December 29, 2009: The early Christmas present was delivered — literally — five days before the holiday. Around 8 p.m. Dec. 20, 8-pound-4-ounce Ester Papa made history as the 100th birth at the 2-year-old Breath of Life Women’s Health Services and Birth Center on East Bay Drive. “It was delightful, just textbook,” said certified nurse-midwife Chris Hilderbrandt. Ester came into the world the way few babies do these days — through an all-natural water birth.


Translating for his wife, Aneda, who speaks Albanian, father Dritor Papa said Aneda found the birthing process “less painful and more comfortable” than when she delivered their oldest child, a 2-year-old boy named Ernest.

“She had a hard time when she delivered our son in (a hospital in) Albania,” said Papa, 30. “But with Ester, it was good. This was better.”
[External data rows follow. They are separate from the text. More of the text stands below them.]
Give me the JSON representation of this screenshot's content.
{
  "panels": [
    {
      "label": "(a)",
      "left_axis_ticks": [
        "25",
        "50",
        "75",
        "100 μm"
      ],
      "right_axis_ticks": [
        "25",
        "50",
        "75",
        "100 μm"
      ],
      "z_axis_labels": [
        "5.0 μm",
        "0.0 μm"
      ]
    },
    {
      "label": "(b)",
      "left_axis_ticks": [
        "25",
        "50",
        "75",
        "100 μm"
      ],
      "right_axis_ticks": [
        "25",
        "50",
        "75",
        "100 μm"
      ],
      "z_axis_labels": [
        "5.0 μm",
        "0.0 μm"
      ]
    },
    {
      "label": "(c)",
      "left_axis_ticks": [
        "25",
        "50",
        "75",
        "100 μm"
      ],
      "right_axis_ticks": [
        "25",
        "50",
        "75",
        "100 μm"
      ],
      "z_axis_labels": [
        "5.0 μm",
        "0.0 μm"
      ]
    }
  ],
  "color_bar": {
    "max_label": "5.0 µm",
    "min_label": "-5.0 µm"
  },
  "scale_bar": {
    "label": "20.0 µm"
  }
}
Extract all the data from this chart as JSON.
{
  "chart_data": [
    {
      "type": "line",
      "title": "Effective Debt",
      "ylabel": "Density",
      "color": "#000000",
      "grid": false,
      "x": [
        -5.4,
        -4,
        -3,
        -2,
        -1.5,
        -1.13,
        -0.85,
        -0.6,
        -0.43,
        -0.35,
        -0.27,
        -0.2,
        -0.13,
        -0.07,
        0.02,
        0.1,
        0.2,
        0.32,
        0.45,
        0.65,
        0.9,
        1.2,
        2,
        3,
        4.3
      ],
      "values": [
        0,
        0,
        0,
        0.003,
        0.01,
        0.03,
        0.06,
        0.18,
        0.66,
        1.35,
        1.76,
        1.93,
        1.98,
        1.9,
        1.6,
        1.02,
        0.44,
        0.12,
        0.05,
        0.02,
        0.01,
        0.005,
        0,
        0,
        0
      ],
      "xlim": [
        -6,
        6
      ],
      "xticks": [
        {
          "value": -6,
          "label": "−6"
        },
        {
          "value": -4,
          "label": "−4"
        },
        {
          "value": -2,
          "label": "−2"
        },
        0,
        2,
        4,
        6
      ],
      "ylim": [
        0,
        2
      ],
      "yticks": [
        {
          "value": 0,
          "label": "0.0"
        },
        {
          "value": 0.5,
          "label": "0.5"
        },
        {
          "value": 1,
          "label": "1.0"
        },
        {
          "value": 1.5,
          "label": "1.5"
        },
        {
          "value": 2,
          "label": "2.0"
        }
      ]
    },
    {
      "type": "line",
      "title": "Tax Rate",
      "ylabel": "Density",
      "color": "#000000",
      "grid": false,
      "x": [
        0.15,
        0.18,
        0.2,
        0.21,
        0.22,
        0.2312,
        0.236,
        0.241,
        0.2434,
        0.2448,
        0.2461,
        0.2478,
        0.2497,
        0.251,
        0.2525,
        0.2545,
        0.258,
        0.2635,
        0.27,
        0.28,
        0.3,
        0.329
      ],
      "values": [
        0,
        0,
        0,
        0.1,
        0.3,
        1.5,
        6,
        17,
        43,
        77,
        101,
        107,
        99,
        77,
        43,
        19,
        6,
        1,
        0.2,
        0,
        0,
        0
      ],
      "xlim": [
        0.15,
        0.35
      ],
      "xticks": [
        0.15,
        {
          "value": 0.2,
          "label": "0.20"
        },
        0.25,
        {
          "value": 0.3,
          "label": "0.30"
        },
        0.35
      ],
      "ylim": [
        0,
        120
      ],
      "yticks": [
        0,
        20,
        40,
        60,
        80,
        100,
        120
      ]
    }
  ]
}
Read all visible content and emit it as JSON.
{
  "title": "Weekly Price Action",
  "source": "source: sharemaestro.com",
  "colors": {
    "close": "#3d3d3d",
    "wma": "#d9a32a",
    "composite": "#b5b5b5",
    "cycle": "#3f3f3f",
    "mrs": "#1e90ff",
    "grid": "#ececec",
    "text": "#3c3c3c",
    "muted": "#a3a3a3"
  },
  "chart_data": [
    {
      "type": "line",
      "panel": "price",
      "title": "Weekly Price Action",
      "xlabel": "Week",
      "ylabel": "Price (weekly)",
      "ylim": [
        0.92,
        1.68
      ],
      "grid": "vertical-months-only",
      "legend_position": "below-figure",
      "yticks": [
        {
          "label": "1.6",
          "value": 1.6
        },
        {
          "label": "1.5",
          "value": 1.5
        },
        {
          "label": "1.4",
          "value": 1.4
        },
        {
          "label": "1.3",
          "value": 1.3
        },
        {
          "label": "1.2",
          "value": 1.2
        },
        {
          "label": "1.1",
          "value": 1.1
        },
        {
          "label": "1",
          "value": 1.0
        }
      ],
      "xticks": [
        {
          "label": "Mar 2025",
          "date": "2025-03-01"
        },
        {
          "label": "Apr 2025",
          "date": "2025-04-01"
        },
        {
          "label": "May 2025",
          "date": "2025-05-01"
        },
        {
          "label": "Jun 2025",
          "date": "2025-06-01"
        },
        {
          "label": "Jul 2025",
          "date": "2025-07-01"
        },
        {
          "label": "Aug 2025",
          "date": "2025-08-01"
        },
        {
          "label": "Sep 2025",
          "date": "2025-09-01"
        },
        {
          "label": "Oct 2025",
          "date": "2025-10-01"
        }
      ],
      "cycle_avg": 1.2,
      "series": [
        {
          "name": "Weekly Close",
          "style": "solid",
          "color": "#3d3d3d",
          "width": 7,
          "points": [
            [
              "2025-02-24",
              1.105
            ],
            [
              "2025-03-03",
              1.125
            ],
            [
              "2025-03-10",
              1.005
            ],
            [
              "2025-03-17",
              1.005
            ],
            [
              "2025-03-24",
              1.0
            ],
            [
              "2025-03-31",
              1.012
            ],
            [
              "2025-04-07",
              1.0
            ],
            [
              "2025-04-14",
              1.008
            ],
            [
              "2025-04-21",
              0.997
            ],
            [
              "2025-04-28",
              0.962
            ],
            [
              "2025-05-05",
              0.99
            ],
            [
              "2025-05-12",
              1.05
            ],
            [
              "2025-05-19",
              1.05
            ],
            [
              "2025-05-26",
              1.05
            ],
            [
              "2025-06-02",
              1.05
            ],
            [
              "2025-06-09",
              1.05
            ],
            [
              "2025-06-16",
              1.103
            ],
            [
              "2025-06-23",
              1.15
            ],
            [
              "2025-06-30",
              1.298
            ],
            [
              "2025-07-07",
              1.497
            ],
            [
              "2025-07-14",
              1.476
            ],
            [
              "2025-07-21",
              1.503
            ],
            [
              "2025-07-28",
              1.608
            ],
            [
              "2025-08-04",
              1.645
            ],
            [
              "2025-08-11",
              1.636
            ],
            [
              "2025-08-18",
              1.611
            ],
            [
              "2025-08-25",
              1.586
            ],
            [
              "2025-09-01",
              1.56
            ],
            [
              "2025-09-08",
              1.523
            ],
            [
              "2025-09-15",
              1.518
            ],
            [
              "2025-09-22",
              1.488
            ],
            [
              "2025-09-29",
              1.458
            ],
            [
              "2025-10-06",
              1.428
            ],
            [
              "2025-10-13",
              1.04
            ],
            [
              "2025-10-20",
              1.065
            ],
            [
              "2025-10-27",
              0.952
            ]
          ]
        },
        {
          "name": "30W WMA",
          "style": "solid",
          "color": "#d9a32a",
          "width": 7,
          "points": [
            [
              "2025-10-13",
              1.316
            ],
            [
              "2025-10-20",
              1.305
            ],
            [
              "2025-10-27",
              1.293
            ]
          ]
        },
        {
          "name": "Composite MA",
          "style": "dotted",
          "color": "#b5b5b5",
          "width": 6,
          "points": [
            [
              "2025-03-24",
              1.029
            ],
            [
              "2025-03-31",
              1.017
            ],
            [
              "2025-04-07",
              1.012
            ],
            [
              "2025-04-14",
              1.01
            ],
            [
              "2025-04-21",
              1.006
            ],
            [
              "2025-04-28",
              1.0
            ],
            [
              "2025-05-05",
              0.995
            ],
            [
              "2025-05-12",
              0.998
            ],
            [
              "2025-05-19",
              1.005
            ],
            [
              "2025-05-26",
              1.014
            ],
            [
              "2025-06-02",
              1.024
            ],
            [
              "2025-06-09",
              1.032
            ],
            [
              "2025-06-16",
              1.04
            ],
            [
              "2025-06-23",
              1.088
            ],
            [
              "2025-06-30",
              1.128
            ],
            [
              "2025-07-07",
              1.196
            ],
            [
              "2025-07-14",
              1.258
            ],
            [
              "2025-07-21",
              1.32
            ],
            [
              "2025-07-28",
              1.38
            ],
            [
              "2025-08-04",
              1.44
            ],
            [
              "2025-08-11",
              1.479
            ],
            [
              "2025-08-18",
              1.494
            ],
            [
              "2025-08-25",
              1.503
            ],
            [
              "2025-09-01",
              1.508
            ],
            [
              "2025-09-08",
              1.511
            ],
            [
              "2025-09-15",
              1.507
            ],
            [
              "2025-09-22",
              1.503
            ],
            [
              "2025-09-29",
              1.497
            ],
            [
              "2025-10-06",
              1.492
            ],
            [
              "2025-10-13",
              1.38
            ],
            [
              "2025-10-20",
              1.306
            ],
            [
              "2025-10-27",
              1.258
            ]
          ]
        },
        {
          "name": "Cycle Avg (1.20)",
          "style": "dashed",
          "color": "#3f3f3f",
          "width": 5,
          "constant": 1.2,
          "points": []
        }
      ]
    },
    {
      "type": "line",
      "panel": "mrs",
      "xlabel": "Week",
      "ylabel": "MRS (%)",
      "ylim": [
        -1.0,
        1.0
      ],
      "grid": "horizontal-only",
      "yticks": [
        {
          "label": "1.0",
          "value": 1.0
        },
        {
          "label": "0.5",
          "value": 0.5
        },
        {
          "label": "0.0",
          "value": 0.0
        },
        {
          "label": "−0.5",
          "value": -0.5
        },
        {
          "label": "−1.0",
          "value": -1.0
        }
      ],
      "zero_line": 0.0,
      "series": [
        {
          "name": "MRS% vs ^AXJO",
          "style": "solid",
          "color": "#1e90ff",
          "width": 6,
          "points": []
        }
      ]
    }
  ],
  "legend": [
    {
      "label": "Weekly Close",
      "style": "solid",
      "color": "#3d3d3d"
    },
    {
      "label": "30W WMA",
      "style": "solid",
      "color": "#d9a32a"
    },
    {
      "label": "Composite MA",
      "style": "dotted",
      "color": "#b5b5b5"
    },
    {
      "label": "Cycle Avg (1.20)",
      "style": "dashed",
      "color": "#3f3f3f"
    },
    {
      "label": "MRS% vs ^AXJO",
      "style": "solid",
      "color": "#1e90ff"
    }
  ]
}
The Papas currently live in Tampa while Dritor, an Albanian Army captain, is stationed at MacDill Air Force Base for a yearlong assignment. Friends had recommended a natural birthing center, which brought them to Breath of Life.

The center, opened in 2007, is an outreach of New Life Solutions, a faith-based, nonprofit that provides pregnancy and youth education services through its Pregnancy Center of Pinellas County.

The facility, staffed exclusively by women, is the only natural birth center in Central Florida that employs certified nurse-midwives, said administrator Glenda Pearson.

“The certified nurse-midwife is actually a nurse practitioner with a master’s in midwifery. It’s a higher level of training and they can be the primary care provider for the pregnant mom,” she said.

Many of the center’s patients choose water births, where the baby is delivered in a birthing tub. Others deliver in a squatting position or lying on their side in a bed. Those positions mimic the way women have birthed babies since the dawn of time, Pearson said.

“It’s very empowering. A lot of women say ‘If I can do this, I can do anything,’ ” Pearson said.

Joie Imler, of Clearwater, who was touring the facility, had a similar take.

“They did it in the 1800s,” said Imler, 21. “I think I can handle it.”